Asimismo, la Iglesia critica la incapacidad del Estado de evitar que los delincuentes, aun estando presos, continúen cometiendo u ordenando diversos crímenes o de perseguir y poner tras las rejas a los delincuentes.

"La preservación del bien común de la sociedad exige colocar al agresor en estado de no poder causar perjuicio. Las autoridades pertinentes tienen la obligación de neutralizar a los agresores de la sociedad", reza el manifiesto episcopal.

La semana anterior, el Fiscal General de la República, Luis Martínez, volvió a señalar la tregua como "hipócrita", puesto que la población continuaba sufriendo con el accionar criminal de las pandillas que supuestamente se han comprometido a ya no asesinar.

Sin embargo, mayo comenzó con un repunte significativo de asesinatos que funcionarios de seguridad pública achacaron a la violencia social, incluso motivada por el consumo de alcohol y por intolerancia.

Por su parte, el ministro de Seguridad y Justicia, David Munguía Payés, justificó que el proceso de tregua no era perfecto, además de que se comprometió a trabajar para revertir esa tendencia que presentaba mayo.

Mons. Colindres también firmó comunicado

El comunicado de la CEDES también ha sido firmado por monseñor Fabio Colindres, como vicepresidente de esa entidad y como Obispo del Ordinariato Militar.

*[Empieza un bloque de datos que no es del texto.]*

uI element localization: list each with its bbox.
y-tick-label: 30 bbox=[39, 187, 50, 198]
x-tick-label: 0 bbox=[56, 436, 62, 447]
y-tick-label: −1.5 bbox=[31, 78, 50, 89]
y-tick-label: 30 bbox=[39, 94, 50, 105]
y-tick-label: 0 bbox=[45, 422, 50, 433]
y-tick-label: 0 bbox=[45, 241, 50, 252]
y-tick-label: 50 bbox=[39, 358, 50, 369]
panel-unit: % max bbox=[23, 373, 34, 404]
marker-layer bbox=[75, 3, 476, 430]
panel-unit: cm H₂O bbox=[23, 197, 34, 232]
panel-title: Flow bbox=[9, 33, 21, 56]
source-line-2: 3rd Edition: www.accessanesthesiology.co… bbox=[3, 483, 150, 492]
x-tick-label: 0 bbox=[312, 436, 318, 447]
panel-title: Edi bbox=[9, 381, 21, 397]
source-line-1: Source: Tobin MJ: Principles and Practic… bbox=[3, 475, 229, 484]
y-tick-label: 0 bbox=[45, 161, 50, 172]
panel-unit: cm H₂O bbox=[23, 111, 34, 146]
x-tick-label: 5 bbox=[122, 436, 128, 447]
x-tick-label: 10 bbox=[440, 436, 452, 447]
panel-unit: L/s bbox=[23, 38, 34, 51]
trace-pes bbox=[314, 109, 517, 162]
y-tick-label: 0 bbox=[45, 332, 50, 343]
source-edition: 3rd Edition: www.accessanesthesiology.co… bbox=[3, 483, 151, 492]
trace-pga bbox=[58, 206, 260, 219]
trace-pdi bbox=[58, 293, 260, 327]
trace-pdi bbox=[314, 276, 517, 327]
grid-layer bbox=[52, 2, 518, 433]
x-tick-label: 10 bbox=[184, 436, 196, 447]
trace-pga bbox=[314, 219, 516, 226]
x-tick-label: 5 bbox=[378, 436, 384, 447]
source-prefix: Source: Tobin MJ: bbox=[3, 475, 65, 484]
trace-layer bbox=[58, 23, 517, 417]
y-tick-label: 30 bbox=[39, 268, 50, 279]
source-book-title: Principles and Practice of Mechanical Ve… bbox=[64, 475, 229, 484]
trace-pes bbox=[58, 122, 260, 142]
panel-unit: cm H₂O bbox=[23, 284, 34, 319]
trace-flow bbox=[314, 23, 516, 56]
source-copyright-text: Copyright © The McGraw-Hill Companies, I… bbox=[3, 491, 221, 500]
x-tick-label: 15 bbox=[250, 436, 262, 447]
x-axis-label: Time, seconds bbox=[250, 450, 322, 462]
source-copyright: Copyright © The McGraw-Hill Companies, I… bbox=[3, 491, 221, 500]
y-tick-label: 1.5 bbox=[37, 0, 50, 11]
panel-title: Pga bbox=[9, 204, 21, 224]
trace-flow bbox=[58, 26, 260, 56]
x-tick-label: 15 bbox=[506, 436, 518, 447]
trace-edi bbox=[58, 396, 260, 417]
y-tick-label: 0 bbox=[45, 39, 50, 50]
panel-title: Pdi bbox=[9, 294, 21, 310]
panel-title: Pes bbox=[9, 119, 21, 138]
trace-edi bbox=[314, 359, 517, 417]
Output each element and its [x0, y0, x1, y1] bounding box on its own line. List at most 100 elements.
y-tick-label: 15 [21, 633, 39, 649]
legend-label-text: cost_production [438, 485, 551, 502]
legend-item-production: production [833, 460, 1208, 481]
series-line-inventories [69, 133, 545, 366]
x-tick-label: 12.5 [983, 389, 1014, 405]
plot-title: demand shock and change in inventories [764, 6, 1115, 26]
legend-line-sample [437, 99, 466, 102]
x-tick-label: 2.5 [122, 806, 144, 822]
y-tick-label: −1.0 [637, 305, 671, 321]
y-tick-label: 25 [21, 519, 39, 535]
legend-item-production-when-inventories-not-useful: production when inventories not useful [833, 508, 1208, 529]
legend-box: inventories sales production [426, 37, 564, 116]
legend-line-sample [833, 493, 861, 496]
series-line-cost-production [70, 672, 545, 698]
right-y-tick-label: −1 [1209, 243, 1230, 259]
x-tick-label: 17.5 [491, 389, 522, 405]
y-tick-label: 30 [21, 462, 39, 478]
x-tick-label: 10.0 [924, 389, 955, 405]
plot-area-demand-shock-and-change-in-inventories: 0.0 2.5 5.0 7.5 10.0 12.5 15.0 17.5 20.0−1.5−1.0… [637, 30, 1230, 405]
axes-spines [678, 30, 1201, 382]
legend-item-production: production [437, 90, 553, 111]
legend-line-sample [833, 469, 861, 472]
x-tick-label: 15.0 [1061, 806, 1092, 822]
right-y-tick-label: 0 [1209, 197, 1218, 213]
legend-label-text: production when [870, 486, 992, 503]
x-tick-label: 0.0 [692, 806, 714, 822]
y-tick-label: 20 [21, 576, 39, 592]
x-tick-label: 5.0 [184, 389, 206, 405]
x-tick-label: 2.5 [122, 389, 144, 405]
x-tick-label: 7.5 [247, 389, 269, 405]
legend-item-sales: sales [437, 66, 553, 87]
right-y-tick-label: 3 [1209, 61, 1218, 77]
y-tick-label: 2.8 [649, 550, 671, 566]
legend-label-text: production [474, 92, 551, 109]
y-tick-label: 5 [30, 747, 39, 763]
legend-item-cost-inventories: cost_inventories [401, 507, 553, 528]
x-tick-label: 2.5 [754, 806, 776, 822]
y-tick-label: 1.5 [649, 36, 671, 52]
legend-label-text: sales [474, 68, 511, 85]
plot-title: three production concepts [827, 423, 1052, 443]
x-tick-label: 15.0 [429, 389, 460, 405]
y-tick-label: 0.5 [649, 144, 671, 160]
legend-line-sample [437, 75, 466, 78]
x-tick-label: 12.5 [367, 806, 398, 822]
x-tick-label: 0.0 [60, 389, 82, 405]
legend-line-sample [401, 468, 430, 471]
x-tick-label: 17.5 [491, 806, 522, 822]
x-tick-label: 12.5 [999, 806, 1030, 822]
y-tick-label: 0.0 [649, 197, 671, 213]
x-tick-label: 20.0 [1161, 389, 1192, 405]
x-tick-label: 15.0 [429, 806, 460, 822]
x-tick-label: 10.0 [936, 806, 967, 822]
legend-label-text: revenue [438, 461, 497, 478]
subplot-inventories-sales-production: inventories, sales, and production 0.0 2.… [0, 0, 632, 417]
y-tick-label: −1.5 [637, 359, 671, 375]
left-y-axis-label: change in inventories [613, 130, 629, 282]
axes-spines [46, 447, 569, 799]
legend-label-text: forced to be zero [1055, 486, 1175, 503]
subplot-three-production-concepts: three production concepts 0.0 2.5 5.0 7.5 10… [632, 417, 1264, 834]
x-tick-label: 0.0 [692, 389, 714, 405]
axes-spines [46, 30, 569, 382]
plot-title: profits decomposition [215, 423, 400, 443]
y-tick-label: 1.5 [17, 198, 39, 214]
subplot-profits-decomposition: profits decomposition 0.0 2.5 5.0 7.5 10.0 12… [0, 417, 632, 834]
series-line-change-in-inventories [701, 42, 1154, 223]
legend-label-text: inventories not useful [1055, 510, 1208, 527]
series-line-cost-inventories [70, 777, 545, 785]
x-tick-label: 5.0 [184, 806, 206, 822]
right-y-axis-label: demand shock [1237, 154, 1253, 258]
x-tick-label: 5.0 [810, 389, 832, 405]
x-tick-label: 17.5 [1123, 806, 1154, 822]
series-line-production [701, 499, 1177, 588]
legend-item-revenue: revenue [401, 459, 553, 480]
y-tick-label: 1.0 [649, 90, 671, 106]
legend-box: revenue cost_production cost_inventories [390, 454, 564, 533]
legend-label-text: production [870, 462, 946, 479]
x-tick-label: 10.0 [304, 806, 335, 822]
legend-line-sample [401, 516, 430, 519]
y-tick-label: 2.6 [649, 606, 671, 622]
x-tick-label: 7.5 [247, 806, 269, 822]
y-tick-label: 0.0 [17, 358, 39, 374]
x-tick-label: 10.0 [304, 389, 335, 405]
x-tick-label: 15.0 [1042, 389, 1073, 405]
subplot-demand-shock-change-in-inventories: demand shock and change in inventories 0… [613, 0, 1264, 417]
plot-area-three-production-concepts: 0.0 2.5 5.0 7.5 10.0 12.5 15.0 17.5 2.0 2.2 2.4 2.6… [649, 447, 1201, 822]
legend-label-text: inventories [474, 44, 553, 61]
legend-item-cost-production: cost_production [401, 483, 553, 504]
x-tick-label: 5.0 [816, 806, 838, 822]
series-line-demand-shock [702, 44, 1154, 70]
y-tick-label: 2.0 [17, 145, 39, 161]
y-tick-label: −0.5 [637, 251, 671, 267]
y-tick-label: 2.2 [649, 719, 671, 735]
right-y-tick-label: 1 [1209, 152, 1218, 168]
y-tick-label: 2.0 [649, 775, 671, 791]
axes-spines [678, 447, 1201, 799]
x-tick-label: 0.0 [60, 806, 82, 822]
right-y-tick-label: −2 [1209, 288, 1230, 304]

Colindres se ha mostrado a favor del proceso de tregua entre las pandillas en el sentido de que a reos se les debe proporcionar condiciones dignas de un ser humano en los recintos carcelarios.

El comunicado de la CEDES, según explicó ayer, monseñor Rosa Chávez, muestra una posición colegiada que incluye a Colindres, ante el clamor de la gente que pide que la situación de seguridad cambie.

En ese sentido, Rosa Chávez indicó que Colindres apoyó la iniciativa en su carácter personal; que fueron razones humanitarias las que llevaron a monseñor Colindres a acompañar el proceso de tregua.

"En ese sentido, al obispo Colindres le hemos deseado buena suerte, le hemos expresado nuestro apoyo", aclaró el obispo auxiliar, al tiempo que dio por seguro que Colindres, en su momento, daría sus explicaciones.

El pronunciamiento de CEDES marca distancia, después que hace un año el ex-Nuncio Apostólico (embajador) del Vaticano, Luigi Pezzuto, manifestó beneplácito y dio el beneficio de la duda al entonces incipiente proceso de tregua.

El otro facilitador del proceso, Raúl Mijango, declaró que la tregua no puede resolver todo el problema de violencia que vive El Salvador y que ciertamente no ha dado todos los frutos esperados porque necesita la participación de la ciudadanía (ver nota aparte).

Rosa Chávez aclaró que en ningún momento la CEDES está condenando a los precursores de la iniciativa, sino que lo que se les está diciendo es que no ha rendido los frutos esperados.